A difficult case to argue, but still the right one
Talk about playing to a tough room.
Stephen Spaulding, legal director and senior policy council for Common Cause, went before the Finance Committee of a Republican-majority Senate Monday to argue that the Internal Revenue Service, accused of targeting right-leaning political organizations for special scrutiny, should be authorized to write and enforce new rules about political finance disclosure.
His timing was especially interesting given the Justice Department's recent announcement that it will not prosecute IRS officials for their handling of conservative groups seeking tax-exempt status. Such selective "attention" might fall short of illegal; it certainly doesn't come up short of wrong.
In any case, and regardless of the prevailing sentiments or IRS misconduct, Spaulding's case is sound on the merits.
It concerns (as has been discussed here before) so-called "social welfare" organizations which, because of dubious qualifications for tax exemption, can shield the identities of donors. As a result, they are in effect little more than "conduits for secret political spending" -- hundreds of millions of dollars worth.

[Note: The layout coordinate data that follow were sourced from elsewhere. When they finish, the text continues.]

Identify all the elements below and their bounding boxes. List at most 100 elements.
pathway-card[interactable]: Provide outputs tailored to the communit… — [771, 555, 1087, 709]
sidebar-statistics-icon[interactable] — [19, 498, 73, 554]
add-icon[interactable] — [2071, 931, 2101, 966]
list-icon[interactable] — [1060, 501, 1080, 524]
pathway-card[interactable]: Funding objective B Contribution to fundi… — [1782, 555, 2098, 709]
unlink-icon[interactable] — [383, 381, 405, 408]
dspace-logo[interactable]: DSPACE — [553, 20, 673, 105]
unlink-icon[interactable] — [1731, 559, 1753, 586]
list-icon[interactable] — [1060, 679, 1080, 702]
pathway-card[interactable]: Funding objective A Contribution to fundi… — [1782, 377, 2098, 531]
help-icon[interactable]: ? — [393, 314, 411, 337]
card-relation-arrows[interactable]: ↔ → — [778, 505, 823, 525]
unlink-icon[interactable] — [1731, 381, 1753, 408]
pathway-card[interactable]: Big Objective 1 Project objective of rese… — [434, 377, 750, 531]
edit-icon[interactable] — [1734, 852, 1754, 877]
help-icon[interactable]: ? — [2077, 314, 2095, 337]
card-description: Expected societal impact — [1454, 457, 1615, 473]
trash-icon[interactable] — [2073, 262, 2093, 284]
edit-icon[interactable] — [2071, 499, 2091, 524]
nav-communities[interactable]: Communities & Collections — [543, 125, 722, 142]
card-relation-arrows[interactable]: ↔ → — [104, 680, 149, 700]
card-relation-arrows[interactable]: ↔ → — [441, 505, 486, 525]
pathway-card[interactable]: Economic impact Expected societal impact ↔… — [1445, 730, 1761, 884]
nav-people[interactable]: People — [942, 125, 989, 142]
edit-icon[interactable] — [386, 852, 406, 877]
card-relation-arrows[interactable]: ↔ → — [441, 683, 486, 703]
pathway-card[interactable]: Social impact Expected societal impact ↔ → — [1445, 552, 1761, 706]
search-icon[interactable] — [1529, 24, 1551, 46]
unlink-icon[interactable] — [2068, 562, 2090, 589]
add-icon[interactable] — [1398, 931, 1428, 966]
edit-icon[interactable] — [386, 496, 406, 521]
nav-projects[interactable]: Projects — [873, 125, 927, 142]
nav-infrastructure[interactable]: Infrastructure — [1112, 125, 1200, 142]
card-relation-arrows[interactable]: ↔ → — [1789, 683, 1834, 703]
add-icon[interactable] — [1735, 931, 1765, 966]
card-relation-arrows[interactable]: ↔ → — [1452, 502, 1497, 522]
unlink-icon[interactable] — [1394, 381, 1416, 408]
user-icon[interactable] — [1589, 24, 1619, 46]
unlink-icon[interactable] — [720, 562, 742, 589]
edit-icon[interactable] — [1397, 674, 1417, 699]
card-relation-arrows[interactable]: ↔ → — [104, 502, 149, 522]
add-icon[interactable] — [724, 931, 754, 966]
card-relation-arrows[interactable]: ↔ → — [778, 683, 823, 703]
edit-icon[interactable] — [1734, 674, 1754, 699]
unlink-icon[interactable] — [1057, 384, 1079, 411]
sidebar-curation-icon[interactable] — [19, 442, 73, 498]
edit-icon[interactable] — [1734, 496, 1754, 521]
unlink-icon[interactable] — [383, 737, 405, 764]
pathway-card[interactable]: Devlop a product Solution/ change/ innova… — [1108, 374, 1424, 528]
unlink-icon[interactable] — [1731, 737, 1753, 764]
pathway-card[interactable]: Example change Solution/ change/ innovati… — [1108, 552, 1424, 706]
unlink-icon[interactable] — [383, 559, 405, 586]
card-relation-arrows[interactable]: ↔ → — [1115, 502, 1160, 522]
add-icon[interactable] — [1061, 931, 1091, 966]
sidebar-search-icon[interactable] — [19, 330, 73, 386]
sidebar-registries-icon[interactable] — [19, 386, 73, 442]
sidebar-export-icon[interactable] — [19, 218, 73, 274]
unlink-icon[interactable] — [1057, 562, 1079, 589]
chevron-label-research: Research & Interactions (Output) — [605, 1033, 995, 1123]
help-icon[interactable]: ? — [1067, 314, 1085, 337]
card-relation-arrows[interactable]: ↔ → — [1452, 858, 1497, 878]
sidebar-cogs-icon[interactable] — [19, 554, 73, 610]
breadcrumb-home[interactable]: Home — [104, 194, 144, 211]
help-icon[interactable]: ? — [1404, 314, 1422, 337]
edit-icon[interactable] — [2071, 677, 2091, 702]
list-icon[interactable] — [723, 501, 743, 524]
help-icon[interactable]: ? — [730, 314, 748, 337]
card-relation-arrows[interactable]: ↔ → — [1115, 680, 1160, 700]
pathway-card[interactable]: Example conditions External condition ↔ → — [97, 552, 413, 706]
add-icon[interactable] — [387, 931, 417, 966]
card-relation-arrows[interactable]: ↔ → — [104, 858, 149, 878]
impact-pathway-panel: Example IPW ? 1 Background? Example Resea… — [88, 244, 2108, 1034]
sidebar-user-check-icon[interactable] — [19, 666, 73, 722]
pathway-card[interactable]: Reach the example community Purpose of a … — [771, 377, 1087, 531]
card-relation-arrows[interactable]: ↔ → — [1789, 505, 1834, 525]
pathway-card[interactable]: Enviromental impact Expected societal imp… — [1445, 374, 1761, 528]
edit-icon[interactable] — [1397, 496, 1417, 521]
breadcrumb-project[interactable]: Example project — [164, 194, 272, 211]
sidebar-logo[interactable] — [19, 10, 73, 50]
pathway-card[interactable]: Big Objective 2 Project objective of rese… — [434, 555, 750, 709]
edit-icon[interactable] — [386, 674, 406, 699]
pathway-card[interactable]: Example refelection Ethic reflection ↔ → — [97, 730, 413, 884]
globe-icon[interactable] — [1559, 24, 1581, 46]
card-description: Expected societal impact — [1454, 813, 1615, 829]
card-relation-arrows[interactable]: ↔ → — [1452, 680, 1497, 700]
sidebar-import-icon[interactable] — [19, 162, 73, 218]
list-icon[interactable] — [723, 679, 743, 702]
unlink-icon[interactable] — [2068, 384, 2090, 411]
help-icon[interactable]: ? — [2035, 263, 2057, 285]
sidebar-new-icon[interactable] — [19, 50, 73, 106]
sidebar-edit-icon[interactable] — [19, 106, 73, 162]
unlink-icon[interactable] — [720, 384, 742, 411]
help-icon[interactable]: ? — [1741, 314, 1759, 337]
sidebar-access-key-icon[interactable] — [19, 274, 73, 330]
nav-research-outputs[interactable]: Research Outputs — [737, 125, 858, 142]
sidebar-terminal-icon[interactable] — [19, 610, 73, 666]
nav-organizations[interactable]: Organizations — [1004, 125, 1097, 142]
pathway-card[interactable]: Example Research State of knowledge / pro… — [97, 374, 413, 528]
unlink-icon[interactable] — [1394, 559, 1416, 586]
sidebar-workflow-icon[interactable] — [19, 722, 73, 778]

Because of ambiguous regulations and little or no enforcement of what regulations there are, political campaigns can now be supported in virtually unlimited amounts from nameless, faceless slush funders hidden from public view under the ominously Orwellian cloak of "social welfare."
This black hole of public accountability should be of concern to every citizen, whether one supports or opposes limits on campaign spending a la McCain-Feingold. This is not about quotas but disclosure, about knowing who's paying whom. It can be and has been exploited by any party, any political organization anywhere along the ideological spectrum; it can be manipulated by a Rove or a Carville, and camouflage money from a Soros or a Koch.
Common Cause's proposed solution is not for campaign finance limits per se, but for strict limits on, and complete accountability for, how much such tax-exempt organizations can spend for political activity. In other words, you can be a social welfare organization or you can be a PAC; you shouldn't be allowed to function as the latter disguised as the former.
Without such new regulations, Spaulding told the committee, "major political groups will continue to masquerade improperly as social welfare nonprofits -- solely to keep political spenders anonymous. This deprives the American people of the information they need about who is trying to influence their votes, and to whom their elected officials may owe a debt of gratitude after Election Day."
Another, perhaps less immediately obvious, benefit of such strict rules is that if tax-exempt social welfare organizations can't spend much on political action, then their ideological leanings become essentially moot -- except, of course, for the issue of their tax exemption.
That's another debate for another day.